Zeker is dat de (pasgeboren) biggen via drie bronnen in aanraking komen met LA-MRSA: via de besmette zeug, via oudere biggen en via het hok (de omgeving). Deze informatie kan bijdragen tot een verscherping en verbetering van de hygiënemaatregelen die LA-MRSA binnen varkensbedrijven verminderen. Denk hierbij aan een goede handhygiëne van de varkenshouder bij direct contact met biggen/varkens en het gebruik van een hygiënesluis met bedrijfseigen kledij.

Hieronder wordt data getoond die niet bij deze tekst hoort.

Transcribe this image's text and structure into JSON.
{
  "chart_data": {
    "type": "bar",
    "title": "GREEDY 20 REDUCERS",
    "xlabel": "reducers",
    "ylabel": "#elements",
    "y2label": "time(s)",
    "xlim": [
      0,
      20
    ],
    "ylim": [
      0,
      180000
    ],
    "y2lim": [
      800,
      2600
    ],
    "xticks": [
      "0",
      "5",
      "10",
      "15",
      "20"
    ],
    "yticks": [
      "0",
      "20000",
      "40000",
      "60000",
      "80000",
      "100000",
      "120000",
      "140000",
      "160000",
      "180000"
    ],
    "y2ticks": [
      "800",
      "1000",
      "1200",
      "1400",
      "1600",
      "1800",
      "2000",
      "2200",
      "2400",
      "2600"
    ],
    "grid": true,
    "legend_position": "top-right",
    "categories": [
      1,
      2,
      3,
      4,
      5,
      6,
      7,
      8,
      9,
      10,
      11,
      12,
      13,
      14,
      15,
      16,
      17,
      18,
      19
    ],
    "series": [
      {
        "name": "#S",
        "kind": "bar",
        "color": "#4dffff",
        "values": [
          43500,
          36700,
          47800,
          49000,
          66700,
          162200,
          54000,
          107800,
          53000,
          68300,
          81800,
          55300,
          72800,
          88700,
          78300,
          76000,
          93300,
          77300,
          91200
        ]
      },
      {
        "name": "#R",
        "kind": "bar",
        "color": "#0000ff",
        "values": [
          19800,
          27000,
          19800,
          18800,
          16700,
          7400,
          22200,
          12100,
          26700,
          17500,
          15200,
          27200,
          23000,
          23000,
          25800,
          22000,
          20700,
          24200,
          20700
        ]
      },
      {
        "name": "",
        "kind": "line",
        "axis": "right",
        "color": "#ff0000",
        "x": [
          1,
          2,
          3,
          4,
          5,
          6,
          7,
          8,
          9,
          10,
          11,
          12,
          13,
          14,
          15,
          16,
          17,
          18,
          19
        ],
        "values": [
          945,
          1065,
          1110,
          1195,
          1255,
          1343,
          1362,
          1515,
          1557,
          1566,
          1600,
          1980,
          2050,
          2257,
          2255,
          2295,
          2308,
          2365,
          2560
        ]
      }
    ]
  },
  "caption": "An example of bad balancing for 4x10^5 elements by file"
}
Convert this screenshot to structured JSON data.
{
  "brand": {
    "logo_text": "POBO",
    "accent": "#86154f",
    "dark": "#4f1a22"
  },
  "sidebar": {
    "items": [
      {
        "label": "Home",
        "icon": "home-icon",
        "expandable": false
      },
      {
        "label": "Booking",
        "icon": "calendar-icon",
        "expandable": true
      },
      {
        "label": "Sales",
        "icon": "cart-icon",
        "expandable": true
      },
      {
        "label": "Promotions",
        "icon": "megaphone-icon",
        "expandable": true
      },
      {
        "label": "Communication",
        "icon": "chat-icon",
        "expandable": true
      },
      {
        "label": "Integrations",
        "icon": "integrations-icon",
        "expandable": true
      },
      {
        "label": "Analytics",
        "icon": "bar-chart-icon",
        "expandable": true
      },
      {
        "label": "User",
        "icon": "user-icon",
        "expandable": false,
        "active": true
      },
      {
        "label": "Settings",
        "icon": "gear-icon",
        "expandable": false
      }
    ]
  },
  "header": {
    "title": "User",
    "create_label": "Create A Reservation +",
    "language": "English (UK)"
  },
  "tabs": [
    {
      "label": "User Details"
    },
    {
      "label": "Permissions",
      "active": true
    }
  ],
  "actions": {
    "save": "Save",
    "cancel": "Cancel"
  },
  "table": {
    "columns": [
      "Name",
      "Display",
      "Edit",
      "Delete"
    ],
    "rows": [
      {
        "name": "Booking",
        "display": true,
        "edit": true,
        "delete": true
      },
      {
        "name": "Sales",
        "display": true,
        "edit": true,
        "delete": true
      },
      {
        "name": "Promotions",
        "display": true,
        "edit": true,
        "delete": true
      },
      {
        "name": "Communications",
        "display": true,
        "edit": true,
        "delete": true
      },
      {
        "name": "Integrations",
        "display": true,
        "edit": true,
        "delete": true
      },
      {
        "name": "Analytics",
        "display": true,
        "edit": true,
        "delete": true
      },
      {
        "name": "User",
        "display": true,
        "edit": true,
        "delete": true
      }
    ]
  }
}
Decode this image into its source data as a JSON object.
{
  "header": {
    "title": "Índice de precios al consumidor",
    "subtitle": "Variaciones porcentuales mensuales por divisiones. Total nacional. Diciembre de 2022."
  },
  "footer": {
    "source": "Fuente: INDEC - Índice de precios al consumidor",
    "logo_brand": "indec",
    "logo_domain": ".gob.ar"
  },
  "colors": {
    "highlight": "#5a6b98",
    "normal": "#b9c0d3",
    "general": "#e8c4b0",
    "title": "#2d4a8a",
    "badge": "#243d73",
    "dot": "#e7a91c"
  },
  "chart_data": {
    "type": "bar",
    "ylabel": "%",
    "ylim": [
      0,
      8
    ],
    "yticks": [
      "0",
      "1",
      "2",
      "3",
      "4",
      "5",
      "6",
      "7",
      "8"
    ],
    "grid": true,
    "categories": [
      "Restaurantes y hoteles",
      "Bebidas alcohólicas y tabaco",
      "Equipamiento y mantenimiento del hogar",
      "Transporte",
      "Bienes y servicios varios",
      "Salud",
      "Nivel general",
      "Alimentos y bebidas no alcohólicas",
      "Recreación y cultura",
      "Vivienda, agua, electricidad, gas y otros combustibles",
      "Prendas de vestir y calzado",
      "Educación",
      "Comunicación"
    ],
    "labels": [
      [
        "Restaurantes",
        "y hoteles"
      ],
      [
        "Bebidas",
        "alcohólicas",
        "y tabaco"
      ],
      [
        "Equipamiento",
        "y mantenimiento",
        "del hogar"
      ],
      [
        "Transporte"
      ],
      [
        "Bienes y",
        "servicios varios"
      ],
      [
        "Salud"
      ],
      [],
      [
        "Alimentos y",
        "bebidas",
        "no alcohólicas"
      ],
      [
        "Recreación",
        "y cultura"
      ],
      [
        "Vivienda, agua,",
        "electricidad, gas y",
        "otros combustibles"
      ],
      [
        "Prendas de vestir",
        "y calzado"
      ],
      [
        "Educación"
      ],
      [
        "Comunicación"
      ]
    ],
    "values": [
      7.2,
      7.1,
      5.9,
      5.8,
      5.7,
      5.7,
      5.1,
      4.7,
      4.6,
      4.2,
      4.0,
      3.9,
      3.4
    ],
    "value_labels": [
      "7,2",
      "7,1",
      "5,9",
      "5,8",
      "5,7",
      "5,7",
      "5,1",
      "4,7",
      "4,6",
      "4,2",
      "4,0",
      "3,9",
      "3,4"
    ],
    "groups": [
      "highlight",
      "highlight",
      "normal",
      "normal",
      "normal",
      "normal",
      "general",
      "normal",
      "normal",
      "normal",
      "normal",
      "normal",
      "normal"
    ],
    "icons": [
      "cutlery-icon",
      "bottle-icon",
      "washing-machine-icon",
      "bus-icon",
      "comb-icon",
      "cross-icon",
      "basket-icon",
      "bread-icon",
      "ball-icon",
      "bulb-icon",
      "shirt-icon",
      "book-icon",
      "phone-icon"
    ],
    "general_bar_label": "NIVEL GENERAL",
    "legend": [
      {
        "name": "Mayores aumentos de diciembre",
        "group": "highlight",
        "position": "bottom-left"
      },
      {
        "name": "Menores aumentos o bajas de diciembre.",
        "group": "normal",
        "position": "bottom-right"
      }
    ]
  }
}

Ook verder in de keten werd LA-MRSA gevonden. Staalnames op varkenskarkassen wezen uit dat de voorpoot de beste detectieplaats voor LA-MRSA is. Tevens werd bij 8 procent van de (varkens)vleesstalen LA-MRSA gevonden bij een direct bacteriologisch onderzoek zonder voorafgaandelijke aanrijking van de stalen (dit betekent dat MRSA in die stalen aanwezig was in aantallen van minstens honderd kiemen per gram vlees of per cm2 vleesoppervlakte) en dan voornamelijk op oren, poten en ribbetjes.
Na het uitvoeren van een moleculaire typering op de verkregen isolaten bleek dat er binnen de varkensbedrijven algemeen slechts enkele dominante genotypes van MRSA aanwezig waren. Eén van deze dominante genotypes was aanwezig in alle fases van de varkensproductieketen.
Deze kennis geeft de richting aan voor een vervolgonderzoek, specifiek naar de oorsprong en transmissie doorheen de keten. Men weet nu naar welk(e) genotype(s) er moet worden gekeken.